Our hosts were laid back, very cool and impressively artistic, joining us in the evenings to have exciting conversations about all sorts of subjects, but leaving us to take care of ourselves during the day. We only stayed there two nights, so we had one full day to explore. We had noticed on our way into Cherkasy the previous evening, and we could clearly see from the grey blanket of apartment blocks surrounding the one we were staying in, that this town was a classic example of the Soviet style. As we drove from our hosts’ apartment to the centre of town we wondered how we would ever find our way back. Our directions were something like “turn right at the Soviet apartment block, then keep going past the Soviet apartment blocks until you get to a Soviet apartment block where you should take a left...” And how do people remember which building they live in? We did hear a few amusing stories during our extensive time in ex-Soviet countries about people arriving at the wrong apartment, unlocking the door with their key, entering the apartment and continuing on with things like watching television or cooking dinner, and not realising they were in the wrong apartment until someone else came home. The same jokes are made about China. It is an amusing image, but in actual fact it is such a sad reflection on the effects of communism. If we didn’t laugh about it, it would probably make us cry.

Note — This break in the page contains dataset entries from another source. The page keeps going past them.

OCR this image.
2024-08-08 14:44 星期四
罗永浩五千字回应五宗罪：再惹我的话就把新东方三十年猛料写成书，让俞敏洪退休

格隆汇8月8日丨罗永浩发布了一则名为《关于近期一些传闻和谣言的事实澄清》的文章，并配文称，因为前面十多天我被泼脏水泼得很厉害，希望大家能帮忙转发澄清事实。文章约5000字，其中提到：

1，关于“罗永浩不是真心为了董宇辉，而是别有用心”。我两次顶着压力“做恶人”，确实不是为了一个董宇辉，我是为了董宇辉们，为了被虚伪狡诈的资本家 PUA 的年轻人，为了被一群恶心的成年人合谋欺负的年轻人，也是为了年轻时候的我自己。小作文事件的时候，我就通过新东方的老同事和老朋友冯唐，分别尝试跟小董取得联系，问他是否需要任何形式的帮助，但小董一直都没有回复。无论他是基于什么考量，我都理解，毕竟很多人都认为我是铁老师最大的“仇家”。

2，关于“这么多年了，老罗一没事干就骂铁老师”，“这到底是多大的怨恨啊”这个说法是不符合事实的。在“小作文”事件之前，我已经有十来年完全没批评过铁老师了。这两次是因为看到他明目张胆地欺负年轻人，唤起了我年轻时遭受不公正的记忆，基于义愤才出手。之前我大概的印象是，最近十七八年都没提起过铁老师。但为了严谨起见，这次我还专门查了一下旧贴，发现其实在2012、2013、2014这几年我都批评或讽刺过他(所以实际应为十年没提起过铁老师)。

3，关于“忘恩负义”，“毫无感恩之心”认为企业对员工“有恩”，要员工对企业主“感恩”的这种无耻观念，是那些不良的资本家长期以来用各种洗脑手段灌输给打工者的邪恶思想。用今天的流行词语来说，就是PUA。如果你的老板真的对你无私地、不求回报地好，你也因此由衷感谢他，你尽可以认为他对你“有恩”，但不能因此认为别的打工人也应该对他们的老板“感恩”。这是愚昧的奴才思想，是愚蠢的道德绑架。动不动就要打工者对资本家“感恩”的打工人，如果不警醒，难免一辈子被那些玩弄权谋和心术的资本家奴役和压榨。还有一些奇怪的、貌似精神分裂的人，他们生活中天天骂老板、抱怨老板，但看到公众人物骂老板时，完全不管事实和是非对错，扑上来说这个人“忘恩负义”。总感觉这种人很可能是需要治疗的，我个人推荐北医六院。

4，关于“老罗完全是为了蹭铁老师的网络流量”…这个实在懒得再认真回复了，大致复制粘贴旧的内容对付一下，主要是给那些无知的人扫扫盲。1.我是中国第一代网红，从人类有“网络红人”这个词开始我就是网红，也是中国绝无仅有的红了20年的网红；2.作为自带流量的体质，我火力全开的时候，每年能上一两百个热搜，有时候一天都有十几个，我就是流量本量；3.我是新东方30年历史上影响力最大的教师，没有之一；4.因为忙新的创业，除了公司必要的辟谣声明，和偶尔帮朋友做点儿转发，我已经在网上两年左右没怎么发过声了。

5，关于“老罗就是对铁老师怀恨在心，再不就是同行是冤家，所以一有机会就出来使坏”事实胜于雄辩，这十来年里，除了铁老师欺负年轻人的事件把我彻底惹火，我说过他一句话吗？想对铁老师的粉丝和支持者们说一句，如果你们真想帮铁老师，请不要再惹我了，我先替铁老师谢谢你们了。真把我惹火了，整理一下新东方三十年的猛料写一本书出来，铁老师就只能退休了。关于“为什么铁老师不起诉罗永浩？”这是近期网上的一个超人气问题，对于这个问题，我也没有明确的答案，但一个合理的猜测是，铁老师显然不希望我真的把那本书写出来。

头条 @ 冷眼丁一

So as far as we could tell our impressions of Cherkasy were true – there really is nothing of great interest there, for an outsider anyway. During our day of exploring we saw a lot of Soviet apartment blocks and not a whole lot else. There were a handful of older, more beautiful buildings in the city centre, but other than a couple of cafes there wasn’t a whole lot to keep a tourist occupied. It is such an important part of travelling though – and one of the main reasons to do it by car – to see these places that you wouldn’t usually go to unless you had to; to witness how people live in all sorts of localities including those that aren’t picturesque, exciting, historically important or home to someone or something famous.